10. Review of the provider's revised 9/2021 Infection Prevention and Control Manual regarding Hand Hygiene policy revealed:
*Hand Hygiene includes hand washing with soap and water and hand hygiene with alcohol-based hand rub (ABHR.)
*Hand hygiene continues to be the primary means of preventing the transmission of infection.
11. Review of the provider's reviewed 9/2022 Contact Precautions policy revealed:
*Contact Precautions will be used to prevent the healthcare acquired spread of organisms that can be transmitted by direct resident contact (hand or skin-to-skin contact that occurs when performing resident-care) or by indirect contact (touching) with environmental surfaces or contaminated resident care equipment.

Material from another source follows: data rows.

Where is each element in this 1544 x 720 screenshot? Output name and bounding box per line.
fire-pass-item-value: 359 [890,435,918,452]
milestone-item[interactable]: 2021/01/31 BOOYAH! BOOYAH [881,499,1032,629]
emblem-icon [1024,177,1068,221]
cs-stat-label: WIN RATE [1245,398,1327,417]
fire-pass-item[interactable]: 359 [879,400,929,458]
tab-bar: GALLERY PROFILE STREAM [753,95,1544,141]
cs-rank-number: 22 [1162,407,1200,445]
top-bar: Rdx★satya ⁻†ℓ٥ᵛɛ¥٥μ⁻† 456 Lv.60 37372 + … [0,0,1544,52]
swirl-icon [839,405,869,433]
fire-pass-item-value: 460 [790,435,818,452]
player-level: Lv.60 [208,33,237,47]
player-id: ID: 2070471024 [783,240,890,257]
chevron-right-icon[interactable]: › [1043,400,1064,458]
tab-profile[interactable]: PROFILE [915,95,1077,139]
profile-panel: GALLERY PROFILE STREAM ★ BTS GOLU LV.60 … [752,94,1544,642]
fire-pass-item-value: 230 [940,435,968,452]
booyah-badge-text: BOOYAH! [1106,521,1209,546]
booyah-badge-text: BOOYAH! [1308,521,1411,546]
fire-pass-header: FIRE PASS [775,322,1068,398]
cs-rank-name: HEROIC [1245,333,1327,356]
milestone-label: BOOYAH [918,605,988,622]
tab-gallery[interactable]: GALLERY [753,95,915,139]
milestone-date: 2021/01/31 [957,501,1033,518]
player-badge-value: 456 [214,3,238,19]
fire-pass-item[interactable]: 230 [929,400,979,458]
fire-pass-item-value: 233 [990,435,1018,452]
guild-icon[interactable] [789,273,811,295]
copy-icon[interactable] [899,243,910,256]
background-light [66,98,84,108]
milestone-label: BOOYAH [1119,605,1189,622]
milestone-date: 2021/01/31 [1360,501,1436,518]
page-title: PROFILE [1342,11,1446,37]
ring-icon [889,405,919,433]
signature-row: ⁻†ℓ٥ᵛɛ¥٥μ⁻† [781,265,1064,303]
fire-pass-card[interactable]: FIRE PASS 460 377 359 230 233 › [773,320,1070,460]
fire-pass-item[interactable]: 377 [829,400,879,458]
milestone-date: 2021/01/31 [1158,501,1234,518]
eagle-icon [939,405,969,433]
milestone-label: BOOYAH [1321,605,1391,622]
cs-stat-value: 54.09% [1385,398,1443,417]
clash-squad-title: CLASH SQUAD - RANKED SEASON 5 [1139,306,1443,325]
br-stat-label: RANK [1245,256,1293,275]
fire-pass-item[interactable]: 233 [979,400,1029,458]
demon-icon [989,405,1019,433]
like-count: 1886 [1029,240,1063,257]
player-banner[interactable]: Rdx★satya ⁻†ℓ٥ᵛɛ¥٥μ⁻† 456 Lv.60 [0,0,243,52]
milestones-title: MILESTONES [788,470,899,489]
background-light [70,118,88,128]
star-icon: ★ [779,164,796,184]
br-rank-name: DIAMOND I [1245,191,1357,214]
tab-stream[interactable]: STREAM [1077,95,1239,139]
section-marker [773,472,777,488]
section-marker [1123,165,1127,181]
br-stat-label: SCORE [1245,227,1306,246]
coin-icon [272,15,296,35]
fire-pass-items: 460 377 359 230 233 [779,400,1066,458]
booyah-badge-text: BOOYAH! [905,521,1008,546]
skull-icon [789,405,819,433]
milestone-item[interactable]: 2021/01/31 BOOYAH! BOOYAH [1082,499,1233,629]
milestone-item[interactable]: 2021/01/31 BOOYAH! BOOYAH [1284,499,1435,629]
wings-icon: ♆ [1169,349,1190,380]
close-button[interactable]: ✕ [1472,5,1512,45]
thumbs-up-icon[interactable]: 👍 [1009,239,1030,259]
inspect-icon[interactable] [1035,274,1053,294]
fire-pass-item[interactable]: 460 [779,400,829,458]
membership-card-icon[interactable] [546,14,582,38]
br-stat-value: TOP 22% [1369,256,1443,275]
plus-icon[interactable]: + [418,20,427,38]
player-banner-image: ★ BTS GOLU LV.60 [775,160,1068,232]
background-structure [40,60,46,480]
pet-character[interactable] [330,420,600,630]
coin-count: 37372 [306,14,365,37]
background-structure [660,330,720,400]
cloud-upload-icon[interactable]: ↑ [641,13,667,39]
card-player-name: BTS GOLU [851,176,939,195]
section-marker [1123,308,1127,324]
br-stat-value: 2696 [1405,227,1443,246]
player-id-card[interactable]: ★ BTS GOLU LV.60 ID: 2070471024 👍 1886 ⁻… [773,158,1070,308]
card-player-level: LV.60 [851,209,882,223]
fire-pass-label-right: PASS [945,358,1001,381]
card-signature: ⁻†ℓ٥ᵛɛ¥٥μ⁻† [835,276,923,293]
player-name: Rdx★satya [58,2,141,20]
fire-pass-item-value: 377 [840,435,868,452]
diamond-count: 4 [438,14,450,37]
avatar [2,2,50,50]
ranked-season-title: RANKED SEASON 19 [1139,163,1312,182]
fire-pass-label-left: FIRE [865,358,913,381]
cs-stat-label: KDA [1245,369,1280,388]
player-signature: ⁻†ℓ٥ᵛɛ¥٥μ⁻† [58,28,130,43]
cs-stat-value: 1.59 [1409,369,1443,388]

*Healthcare personnel caring for residents on Contact Precautions should wear a gown and gloves for all interactions that may involve contact with the resident or potentially contaminated areas in the resident's environment.
12. Review of the provider's reviewed 6/2023 Guidance for Control of Extended-Spectrum Beta-Lactamase (ESBL) policy revealed:
*The purpose of this policy is to provide guidelines for prevention and control of ESBL.
*Prevention
-A. Appropriate resident placement
-B. Gloves for all activities in resident's room
-C. Gowns indicated for activities where skin or clothing will come in contact with the resident or their environment or when performing direct care
-D. Dedicated equipment or adequate cleaning and disinfection of shared equipment, with particular attention to management of urinary catheters and associated equipment
*Cohort symptomatic residents with ESBL in specific areas if possible.
*The environment of a resident with ESBL should be cleaned thoroughly at least daily, with special attention to those items likely to be contaminated.